Voisins De Paniers : « le drive paysan avant l’heure »



Le chiffre d’affaires de Voisins De Paniers a progressé de 30% en un an. Les clients revenus à une proximité dans leurs achats sont majoritairement restés abonnés au panier hebdomadaire de produits locaux. Un pas de plus pour l’association de Trédaniel née il y a 18 ans sur une idée : « aider les agriculteurs de notre territoire ».



Le principe est simple rappelle Annick Josset, l’une des pionnières et administratrice de l’association : « La meilleure façon de soutenir une agriculture citoyenne, familiale et respectueuse de l’environnement est de consommer ses produits ». Le premier confinement aura eu la vertu d’un retour aux sources de certains consommateurs dans l’obligation de faire leurs courses à proximité et de veiller à leur sécurité alimentaire. Une période de rush pour Voisins De Paniers (VDP) : 22% de paniers supplémentaires et une augmentation de 11 % du panier moyen. « La première semaine, nous avons été dépassés par les événements, raconte Odile, salariée de VDP depuis 2009. Quand on a vu le nombre de paniers s’envoler, il a fallu pousser les murs, organiser la logistique. Heureusement que notre chambre froide possède une grande capacité. Nous avons dû fermer les inscriptions pour pouvoir livrer les 206 paniers au lieu des 119 habituels. Si de notre côté nous devions adapter la logistique, les producteurs, eux, devaient aussi assurer leur capacité à fournir en quantité suffisante ».

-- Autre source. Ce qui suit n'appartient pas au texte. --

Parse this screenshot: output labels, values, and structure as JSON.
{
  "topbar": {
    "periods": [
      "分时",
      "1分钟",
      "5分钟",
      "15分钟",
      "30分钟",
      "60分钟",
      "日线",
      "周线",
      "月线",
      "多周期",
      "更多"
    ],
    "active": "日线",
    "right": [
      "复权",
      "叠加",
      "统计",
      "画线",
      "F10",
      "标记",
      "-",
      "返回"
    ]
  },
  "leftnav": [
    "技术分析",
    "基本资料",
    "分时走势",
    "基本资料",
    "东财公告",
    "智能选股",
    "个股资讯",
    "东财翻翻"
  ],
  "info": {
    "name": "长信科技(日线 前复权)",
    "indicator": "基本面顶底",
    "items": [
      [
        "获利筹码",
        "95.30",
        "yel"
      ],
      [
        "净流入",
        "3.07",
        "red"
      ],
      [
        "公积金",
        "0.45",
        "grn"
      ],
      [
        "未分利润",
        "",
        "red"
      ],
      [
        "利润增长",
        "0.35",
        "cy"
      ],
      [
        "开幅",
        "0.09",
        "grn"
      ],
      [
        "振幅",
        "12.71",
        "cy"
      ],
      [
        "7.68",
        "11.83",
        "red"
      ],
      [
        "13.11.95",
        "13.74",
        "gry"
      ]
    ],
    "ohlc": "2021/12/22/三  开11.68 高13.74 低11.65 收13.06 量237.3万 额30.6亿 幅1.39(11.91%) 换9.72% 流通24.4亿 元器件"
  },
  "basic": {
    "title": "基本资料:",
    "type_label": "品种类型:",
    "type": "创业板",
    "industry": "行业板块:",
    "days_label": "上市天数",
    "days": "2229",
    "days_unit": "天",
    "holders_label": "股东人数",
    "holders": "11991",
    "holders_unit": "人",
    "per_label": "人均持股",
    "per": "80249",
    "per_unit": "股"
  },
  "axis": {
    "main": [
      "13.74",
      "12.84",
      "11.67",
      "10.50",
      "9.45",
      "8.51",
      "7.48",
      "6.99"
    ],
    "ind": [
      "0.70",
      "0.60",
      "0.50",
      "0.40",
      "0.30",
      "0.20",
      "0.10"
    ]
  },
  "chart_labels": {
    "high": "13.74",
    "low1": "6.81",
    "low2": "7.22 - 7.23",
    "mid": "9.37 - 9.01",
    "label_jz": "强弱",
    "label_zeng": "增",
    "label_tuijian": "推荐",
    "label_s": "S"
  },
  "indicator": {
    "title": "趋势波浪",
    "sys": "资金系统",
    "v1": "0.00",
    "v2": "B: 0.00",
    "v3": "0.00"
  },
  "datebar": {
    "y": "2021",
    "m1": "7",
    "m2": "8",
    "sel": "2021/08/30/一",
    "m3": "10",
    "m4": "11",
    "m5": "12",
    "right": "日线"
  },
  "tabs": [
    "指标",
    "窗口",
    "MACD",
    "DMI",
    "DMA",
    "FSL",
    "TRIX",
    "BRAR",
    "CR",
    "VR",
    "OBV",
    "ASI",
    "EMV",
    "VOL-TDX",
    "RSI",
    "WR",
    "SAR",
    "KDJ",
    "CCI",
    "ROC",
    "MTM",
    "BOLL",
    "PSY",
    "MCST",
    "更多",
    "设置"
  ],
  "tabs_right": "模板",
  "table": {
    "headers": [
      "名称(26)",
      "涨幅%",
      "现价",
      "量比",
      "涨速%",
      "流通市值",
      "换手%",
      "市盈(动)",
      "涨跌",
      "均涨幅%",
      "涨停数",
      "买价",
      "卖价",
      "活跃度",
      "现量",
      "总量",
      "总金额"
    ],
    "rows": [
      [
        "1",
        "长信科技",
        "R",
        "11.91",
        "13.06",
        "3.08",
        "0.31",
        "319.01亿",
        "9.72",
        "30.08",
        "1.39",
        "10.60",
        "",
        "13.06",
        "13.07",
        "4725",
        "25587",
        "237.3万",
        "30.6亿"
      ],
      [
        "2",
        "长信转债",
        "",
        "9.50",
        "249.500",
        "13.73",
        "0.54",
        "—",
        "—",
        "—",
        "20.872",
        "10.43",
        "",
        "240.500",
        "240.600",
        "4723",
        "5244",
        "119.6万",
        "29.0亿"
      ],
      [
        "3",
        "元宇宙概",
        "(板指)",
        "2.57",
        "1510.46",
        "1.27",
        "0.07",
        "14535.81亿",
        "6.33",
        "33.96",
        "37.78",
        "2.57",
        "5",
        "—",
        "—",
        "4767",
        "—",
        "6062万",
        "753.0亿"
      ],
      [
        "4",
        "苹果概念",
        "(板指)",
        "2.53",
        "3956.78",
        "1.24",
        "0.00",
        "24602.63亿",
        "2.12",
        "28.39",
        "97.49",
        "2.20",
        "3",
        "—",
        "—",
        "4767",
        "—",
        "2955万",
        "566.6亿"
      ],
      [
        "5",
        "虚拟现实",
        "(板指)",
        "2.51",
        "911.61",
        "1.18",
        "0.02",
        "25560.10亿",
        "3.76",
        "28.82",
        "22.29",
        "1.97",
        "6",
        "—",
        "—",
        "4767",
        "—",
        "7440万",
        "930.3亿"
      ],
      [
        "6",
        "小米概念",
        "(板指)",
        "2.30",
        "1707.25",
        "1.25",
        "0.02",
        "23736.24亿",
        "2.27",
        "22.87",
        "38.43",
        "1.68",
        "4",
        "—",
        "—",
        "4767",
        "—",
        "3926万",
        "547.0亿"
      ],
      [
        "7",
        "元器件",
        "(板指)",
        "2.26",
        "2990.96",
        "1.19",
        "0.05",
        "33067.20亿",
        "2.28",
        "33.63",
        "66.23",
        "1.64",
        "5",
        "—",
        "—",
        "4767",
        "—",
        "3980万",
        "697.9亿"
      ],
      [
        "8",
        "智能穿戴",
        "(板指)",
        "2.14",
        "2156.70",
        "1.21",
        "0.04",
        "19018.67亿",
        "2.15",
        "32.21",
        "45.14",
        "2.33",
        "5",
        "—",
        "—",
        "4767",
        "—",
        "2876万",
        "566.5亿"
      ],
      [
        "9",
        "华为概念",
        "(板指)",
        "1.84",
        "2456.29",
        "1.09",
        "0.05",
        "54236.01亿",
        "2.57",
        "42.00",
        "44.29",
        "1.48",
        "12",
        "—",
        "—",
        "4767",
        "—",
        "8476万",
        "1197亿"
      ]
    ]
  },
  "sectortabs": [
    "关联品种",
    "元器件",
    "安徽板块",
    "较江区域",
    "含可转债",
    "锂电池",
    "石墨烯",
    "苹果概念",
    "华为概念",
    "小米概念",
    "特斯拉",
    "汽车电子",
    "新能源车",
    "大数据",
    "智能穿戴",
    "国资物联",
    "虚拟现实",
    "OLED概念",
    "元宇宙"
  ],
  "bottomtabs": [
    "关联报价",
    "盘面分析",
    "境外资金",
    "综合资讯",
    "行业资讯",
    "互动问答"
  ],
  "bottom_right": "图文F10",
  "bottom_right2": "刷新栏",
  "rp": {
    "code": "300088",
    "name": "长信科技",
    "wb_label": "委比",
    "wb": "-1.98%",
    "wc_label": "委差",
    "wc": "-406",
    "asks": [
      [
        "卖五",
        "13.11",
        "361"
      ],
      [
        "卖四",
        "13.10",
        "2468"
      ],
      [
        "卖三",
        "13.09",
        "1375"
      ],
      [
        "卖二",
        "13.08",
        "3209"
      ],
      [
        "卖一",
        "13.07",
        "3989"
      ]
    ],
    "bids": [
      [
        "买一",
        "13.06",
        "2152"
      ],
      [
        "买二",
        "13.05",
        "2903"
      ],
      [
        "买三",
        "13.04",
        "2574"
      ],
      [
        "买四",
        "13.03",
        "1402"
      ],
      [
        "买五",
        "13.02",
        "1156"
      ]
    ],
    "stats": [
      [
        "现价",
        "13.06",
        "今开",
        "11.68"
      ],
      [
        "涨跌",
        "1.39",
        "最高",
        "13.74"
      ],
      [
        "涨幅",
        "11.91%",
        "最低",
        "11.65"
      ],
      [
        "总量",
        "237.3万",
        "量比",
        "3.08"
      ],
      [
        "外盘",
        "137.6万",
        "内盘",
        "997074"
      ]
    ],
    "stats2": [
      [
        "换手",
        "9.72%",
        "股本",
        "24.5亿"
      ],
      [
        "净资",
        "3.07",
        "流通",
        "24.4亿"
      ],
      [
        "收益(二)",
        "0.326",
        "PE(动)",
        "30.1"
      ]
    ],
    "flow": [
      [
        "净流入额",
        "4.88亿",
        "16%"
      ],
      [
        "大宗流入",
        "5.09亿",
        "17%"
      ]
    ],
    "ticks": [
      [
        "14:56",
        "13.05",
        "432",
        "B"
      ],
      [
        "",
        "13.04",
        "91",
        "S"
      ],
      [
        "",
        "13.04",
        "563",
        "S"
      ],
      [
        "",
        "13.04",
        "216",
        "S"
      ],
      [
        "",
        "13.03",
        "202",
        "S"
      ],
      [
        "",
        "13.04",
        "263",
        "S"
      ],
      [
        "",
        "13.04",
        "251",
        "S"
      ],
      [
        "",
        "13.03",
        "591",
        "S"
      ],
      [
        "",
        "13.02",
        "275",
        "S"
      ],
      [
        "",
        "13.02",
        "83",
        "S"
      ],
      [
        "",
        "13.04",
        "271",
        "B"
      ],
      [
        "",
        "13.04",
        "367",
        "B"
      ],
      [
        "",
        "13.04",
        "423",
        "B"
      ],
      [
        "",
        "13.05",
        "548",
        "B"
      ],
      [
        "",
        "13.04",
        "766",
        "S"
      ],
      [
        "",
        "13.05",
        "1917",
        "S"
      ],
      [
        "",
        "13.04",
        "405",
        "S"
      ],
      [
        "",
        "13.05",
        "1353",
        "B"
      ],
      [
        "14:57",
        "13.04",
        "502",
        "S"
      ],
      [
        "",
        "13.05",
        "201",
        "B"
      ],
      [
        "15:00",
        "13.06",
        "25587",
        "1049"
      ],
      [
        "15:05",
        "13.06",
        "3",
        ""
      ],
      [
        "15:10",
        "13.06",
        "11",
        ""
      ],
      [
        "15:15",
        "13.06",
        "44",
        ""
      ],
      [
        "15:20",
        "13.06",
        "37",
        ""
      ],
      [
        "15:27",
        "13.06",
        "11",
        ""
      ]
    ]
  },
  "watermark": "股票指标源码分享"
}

une organisation différente. Dans les nouveaux consommateurs, nombreux sont ceux qui connaissent déjà les circuits courts comme Voisins De Paniers. « Ils y pensaient mais cela suppose une organisation différente de celle qu’ils ont. Jusque là ils ne franchissaient pas le pas », poursuit Odile qui a constaté une évolution du consommateur : « Au début, nos adhérents étaient engagés et prenaient part à la vie de l’association. Aujourd’hui ils sont sensibles à la démarche, au fait que ce soit des produits de qualité, à la rémunération des agriculteurs. Ils ont confiance mais la curiosité ne va pas forcément jusqu’à aller rencontrer les producteurs lorsque l’on organise des visites à la ferme ».

sans

pousser un caddie. Une trentaine d’agriculteurs travaille aujourd’hui avec l’association. Si, au début, les bénévoles les ont démarchés, aujourd’hui, ce sont eux qui frappent à la porte. Les premiers agriculteurs étaient déjà dans une démarche respectueuse de l’environnement. Aujourd’hui encore tout n’est pas bio, certains sont en agriculture durable et sont, au maximum, situés à 70 km du siège de l’association. Légumes, fruits et plants, produits laitiers, produits de la mer, viande, pain, oeufs, boissons, et incontournables galettes sont au catalogue dans lequel se trouve une offre large en épicerie et en produits d’hygiène. « Elle est élaborée pour satisfaire au maximum ceux qui ne souhaitent pas pousser un caddie dans un supermarché », repend Annick. Après avoir passé commande sur le site, les consommateurs récupèrent leurs paniers dans les 13 points de dépôts allant de Pordic à Lamballe

le producteur fixe son prix. Tous les produits sont locaux ou issus du commerce équitable, non OGM, de saison, en restant accessibles au plus grand nombre. Chaque producteur dispose d’une fiche consultable par les consommateurs. « Nous n’intervenons pas sur les prix : 87% reviennent directement aux producteurs et 13% compensent les frais de fonctionnement de l’association ». Parmi les membres du CA, un tiers sont des producteurs. « Ils nous apportent leurs connaissances techniques pour que nous prenions des décisions réalistes pour eux. Nous avons aidé nombre d’entre eux à passer en bio ». Travailler avec VDP, c’est aussi de meilleures conditions de travail pour les producteurs : « Pour faire le volume qui leur est commandé chez nous, certains devaient faire plusieurs marchés par semaine. Cela leur permet de produire ce qui est nécessaire, de limiter les pertes et donc d’améliorer leur rentabilité ».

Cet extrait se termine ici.